警戒していた先程までとは違う、確認する様な声で聞いてくる。


「ああ、金にも別に困っていないからな。」

「分かった、こっちだ。」


レンは先導する様に脇道を進んで行く。

どんどん大通りから離れて行き、賑やかだった喧騒も聞こえなくなってきた。

周りの建物も整備された綺麗な者から、ヒビだらけの壊れかけた建物に変わっていき、櫓の頭にはスラム街の単語が思い浮かぶ。

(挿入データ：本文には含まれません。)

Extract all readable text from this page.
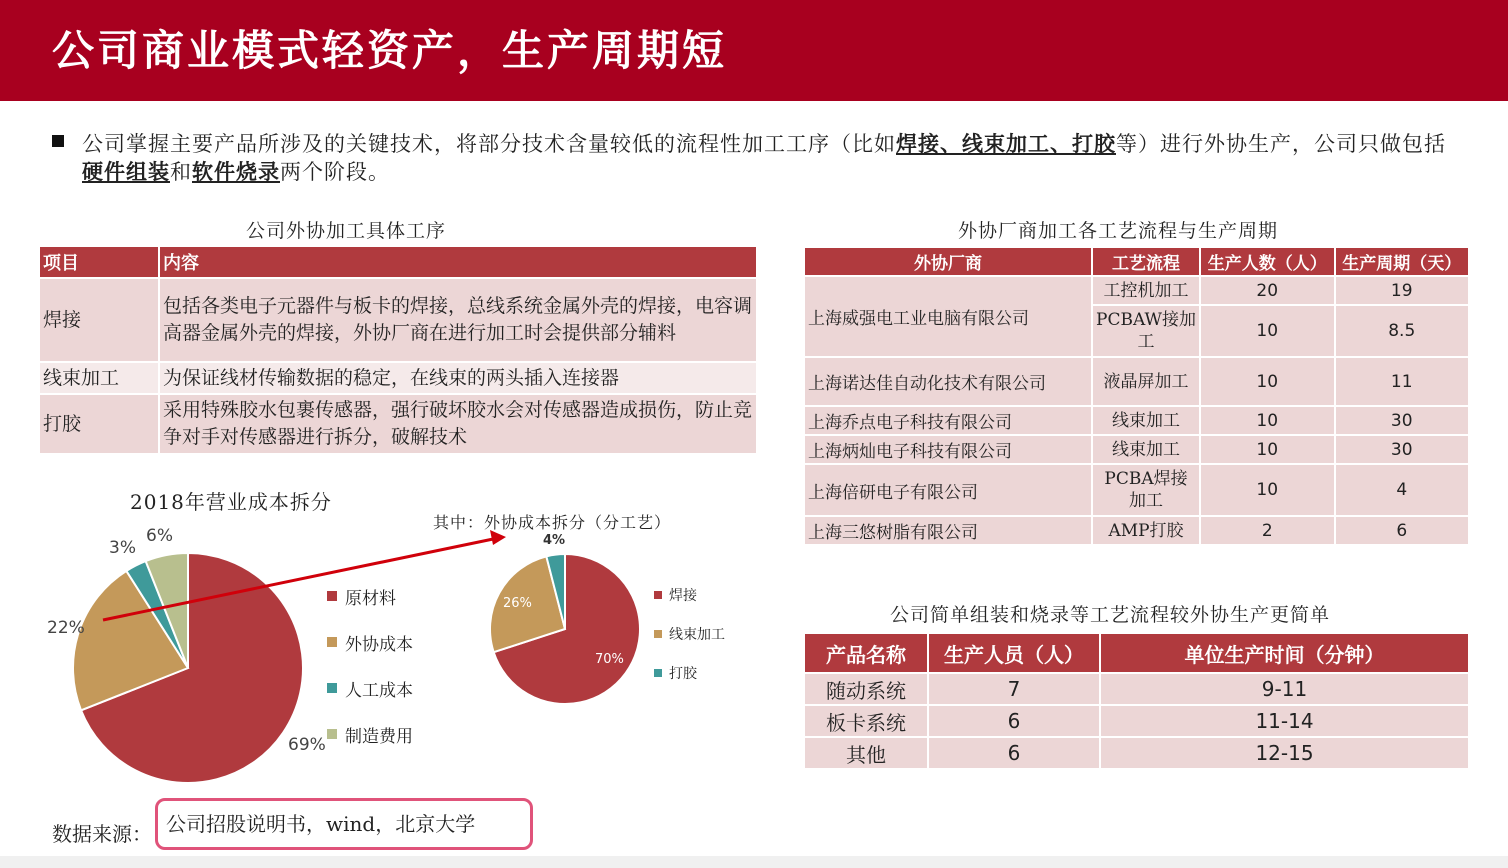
公司商业模式轻资产，生产周期短
公司掌握主要产品所涉及的关键技术，将部分技术含量较低的流程性加工工序（比如焊接、线束加工、打胶等）进行外协生产，公司只做包括硬件组装和软件烧录两个阶段。
公司外协加工具体工序
项目	内容
焊接	包括各类电子元器件与板卡的焊接，总线系统金属外壳的焊接，电容调高器金属外壳的焊接，外协厂商在进行加工时会提供部分辅料
线束加工	为保证线材传输数据的稳定，在线束的两头插入连接器
打胶	采用特殊胶水包裹传感器，强行破坏胶水会对传感器造成损伤，防止竞争对手对传感器进行拆分，破解技术
外协厂商加工各工艺流程与生产周期
外协厂商	工艺流程	生产人数（人）	生产周期（天）
上海威强电工业电脑有限公司	工控机加工	20	19
	PCBAW接加工	10	8.5
上海诺达佳自动化技术有限公司	液晶屏加工	10	11
上海乔点电子科技有限公司	线束加工	10	30
上海炳灿电子科技有限公司	线束加工	10	30
上海倍研电子有限公司	PCBA焊接加工	10	4
上海三悠树脂有限公司	AMP打胶	2	6
公司简单组装和烧录等工艺流程较外协生产更简单
产品名称	生产人员（人）	单位生产时间（分钟）
随动系统	7	9-11
板卡系统	6	11-14
其他	6	12-15
2018年营业成本拆分
其中：外协成本拆分（分工艺）
69%
22%
3%
6%
原材料
外协成本
人工成本
制造费用
70%
26%
4%
焊接
线束加工
打胶
数据来源： 公司招股说明书，wind，北京大学
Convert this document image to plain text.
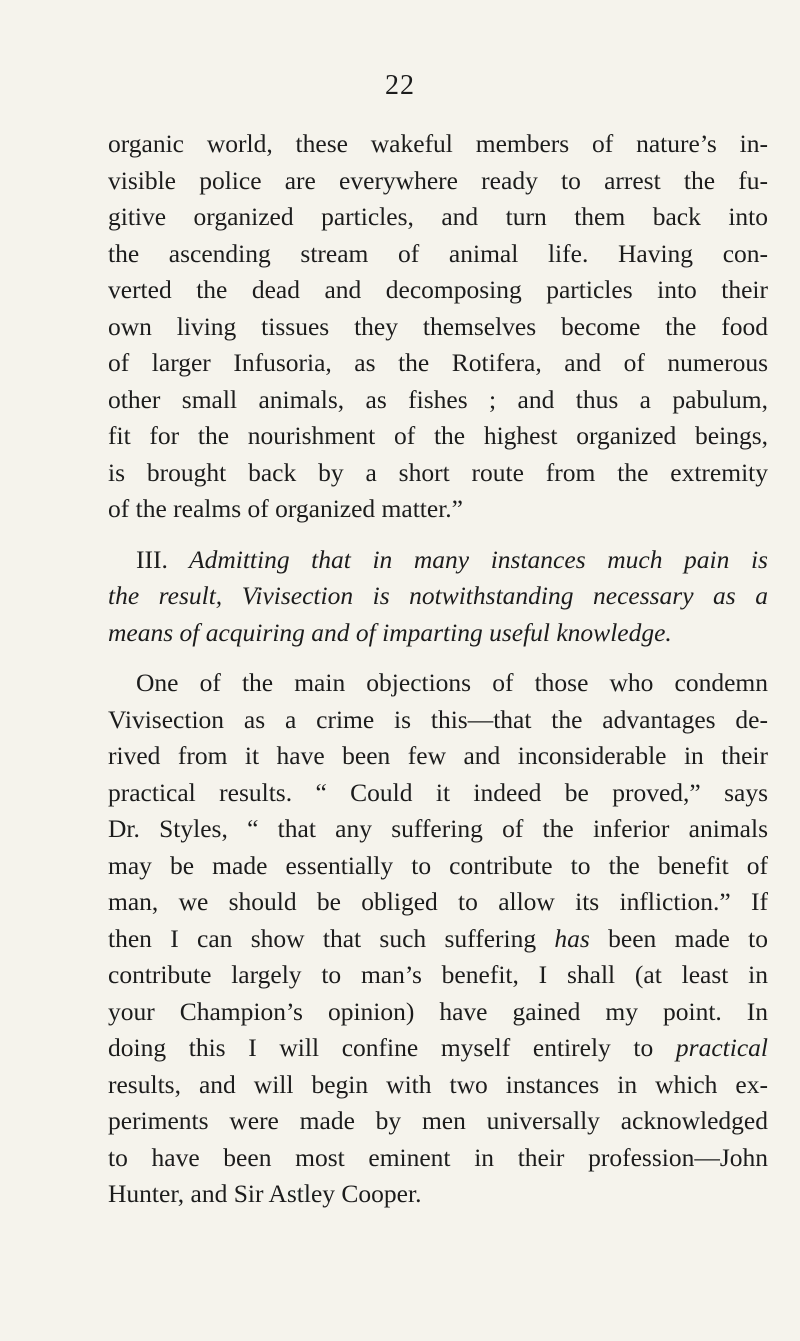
22
organic world, these wakeful members of nature’s in-
visible police are everywhere ready to arrest the fu-
gitive organized particles, and turn them back into
the ascending stream of animal life. Having con-
verted the dead and decomposing particles into their
own living tissues they themselves become the food
of larger Infusoria, as the Rotifera, and of numerous
other small animals, as fishes ; and thus a pabulum,
fit for the nourishment of the highest organized beings,
is brought back by a short route from the extremity
of the realms of organized matter.”
III. Admitting that in many instances much pain is
the result, Vivisection is notwithstanding necessary as a
means of acquiring and of imparting useful knowledge.
One of the main objections of those who condemn
Vivisection as a crime is this—that the advantages de-
rived from it have been few and inconsiderable in their
practical results. “ Could it indeed be proved,” says
Dr. Styles, “ that any suffering of the inferior animals
may be made essentially to contribute to the benefit of
man, we should be obliged to allow its infliction.” If
then I can show that such suffering has been made to
contribute largely to man’s benefit, I shall (at least in
your Champion’s opinion) have gained my point. In
doing this I will confine myself entirely to practical
results, and will begin with two instances in which ex-
periments were made by men universally acknowledged
to have been most eminent in their profession—John
Hunter, and Sir Astley Cooper.
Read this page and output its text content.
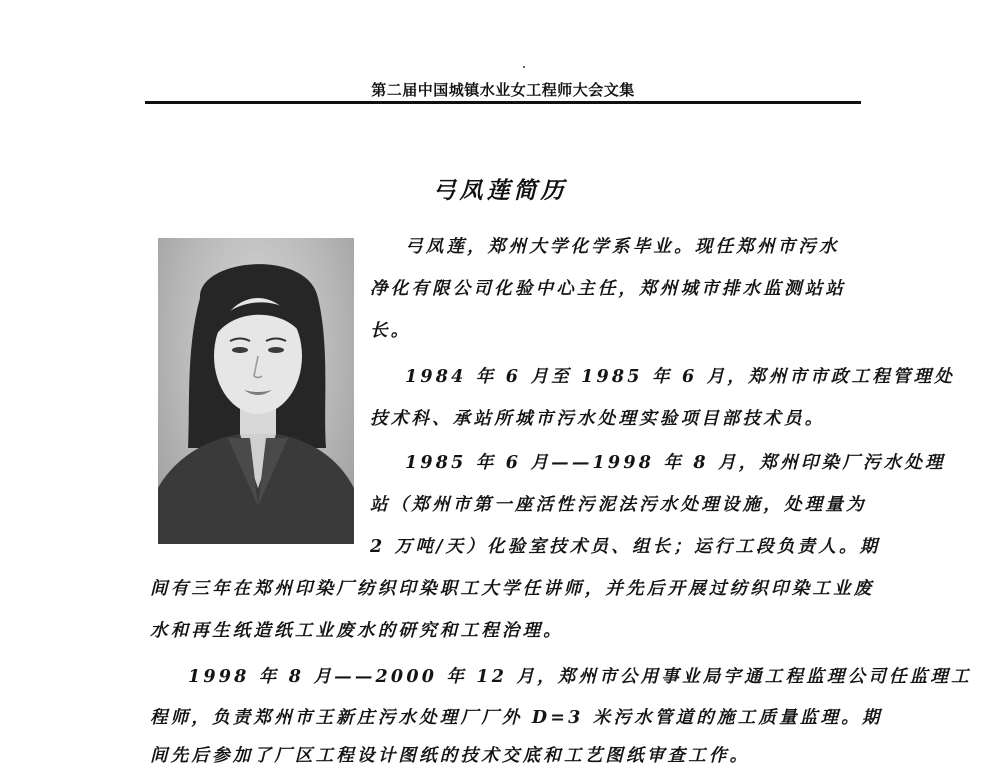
第二届中国城镇水业女工程师大会文集
弓凤莲简历
弓凤莲，郑州大学化学系毕业。现任郑州市污水
净化有限公司化验中心主任，郑州城市排水监测站站
长。
1984 年 6 月至 1985 年 6 月，郑州市市政工程管理处
技术科、承站所城市污水处理实验项目部技术员。
1985 年 6 月——1998 年 8 月，郑州印染厂污水处理
站（郑州市第一座活性污泥法污水处理设施，处理量为
2 万吨/天）化验室技术员、组长；运行工段负责人。期
间有三年在郑州印染厂纺织印染职工大学任讲师，并先后开展过纺织印染工业废
水和再生纸造纸工业废水的研究和工程治理。
1998 年 8 月——2000 年 12 月，郑州市公用事业局宇通工程监理公司任监理工
程师，负责郑州市王新庄污水处理厂厂外 D=3 米污水管道的施工质量监理。期
间先后参加了厂区工程设计图纸的技术交底和工艺图纸审查工作。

その中を更に進んで行くと、他の建物よりは幾らかマシな一つの大きな家が見えて来る。

ボロボロな門の前には門番と思われる子供が二人、尖らせた石を木の棒に括り付けた簡素な槍を持って立っている。


「レン、そいつは誰だ!?」


未だ距離はあるのだが、門番の二人は櫓に対して槍を向けて来て警戒心剥き出しである。


「話を聞いて、食べ物を分けてくれるらしいんだ。このパンも兄ちゃんから貰った物だ。」


レンは抱えていた大きなパンを門番に見せる様に掲げる。


「馬鹿が、パン一つで簡単に信じやがって。」

「大人はそうやって子供を騙すんだ!」


門番はレンよりも大きくてガタイも良く、何歳か歳上の様だ。

その分大人から辛い思いを受けた事も多いのだろう。

門番をしているだけあって、レンよりも更に警戒心が強く、レンが頑張って説得しようとしているが聞く耳持たない様だ。


「話し合いでの解決は難しいか。」


櫓は足を少し魔装して、門番との離れた距離を一気に駆け抜ける。

背後を取り二人の持っていた槍を二本取り上げてボックスリングの中に仕舞う。


「これで少しは大人しく話しを聞く気になれるか?」


櫓は門番二人の頭に手を置きながらなるべく優しく話し掛けた。